Mixed Results With A64X Port for Seismic HPC

Seismic processing cloud infrastructure provider, DUG, has enough combined compute power to grace the leading ten systems on the Top 500 list of the world’s most powerful supercomputers, with around 30 petaflops for seismic processing, full waveform inversion, petrophysics, and other HPC applications in oil and gas via many of its own software packages.

Unlike national labs and universities that have to design systems to suit a wide array of workloads, DUG has a firm grasp on what it needs from hardware. The company put a huge fleet of Intel’s “Knights Landing” systems on the floor over the last several years, going to great lengths to optimize for the architecture, which is no longer on the table.

It is no surprise that DUG is digging for a new CPU option. The oil and gas industry could use near-infinite compute but the real bottleneck is memory bandwidth. “Algorithms like full waveform inversion were proposed in the ’80s. We could finally run them in the 2000s and in the 2010s computational complexity was still a limitation. Even though it’s been 30 years, we’re still limited by the amount of compute,” says Dr Stuart Midgley, systems architect at DUG.

On the architecture list for balanced floating point and memory bandwidth performance is Fujitsu’s Arm-based A64X processor. DUG has not made a sizable investment in the architecture yet but its early successes and challenges are telling. Midgley has eight nodes in a 2RU chassis running CentOS 8.2 against some of its core applications now and while these are still early days, some of the porting hiccups might be worth overcoming for at least some of the key codes.

Knights Landing had 450GB/sec but A64FX has about a TB/sec. The cores are about twice as powerful, even out of the box, Midgley says. The problem is, “out of the box” is not necessarily what DUG needs. Its codes are highly optimized for the selected architectures. Knights Landing was the “workhorse” but if it goes with A64X, it is going to take significant work on the code side.

When the DUG infrastructure team first experimented with A64X one of their software packages, DUG Wave, which is based on the seismic inversion Devito code, hit bumps in the road with the environment — especially for Python. “We had to patch Devito and Python and we couldn’t get autotuning to work so we had to do that manually. After a couple of days of work we could get it to run 20 percent faster than our Knights Landing where we’ve done a huge amount of optimization,” Midgley says.

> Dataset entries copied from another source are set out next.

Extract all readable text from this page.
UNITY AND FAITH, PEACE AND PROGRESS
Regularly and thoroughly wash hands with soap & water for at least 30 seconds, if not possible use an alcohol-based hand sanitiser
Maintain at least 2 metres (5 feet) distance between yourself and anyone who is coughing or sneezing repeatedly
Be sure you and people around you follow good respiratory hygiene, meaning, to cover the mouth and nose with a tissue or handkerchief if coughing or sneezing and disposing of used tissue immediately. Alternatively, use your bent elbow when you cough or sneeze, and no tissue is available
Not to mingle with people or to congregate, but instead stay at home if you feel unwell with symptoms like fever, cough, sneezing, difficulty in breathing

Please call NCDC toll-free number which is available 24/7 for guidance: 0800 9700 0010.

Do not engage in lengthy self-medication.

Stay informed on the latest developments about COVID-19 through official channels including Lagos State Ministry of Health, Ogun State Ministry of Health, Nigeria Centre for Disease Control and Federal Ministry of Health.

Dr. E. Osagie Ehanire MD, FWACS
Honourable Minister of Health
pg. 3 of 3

He says that since that early experiment, the team has used the 2RU A64X mini system (48 cores per socket, single-socket system) to run 50 percent better out of the box and were up and running the benchmark in 30 minutes. For some of their codes, however, there were challenges.

For the Kirchhoff time migration bit of a large Java and C package, things went smoothly after integration work with some of Fujitsu’s performance libraries. The problem was it was slow. They simply weren’t getting vectorization. They later took the same code without AVX512 and got double the performance of Knights Landing.

DUG’s FFT-based deblend codes are still a work in progress. They had to do some porting to get an FFT library support on Arm and once they compiled the results were incorrect. “We do think we’ll have problems with this code, we have some running incorrectly and this benchmark needs more RAM than the system has,” Midgley explains. The solution is tacking on an NVMe drive to make up for the 32GB per node allotment on the A64X system.

Even though there are some bumps in the road so far, Midgley says 4–5 staff are using A64X and they forget they’re on Arm at all. They develop on x86 and copy it across. He adds that it’s great that Fujitsu is supporting LLVM as well since it makes it easier for his teams to support the broad array of environments DUG needs.

DUG will continue experimenting with its small setup. It has already added a multihost NIC card and network that is fully supported and can see out to 100GB/sec.

Midgley adds that DUG is already talking to Fujitsu about taking out the fans and adding immersion cooling once the benchmarking is over.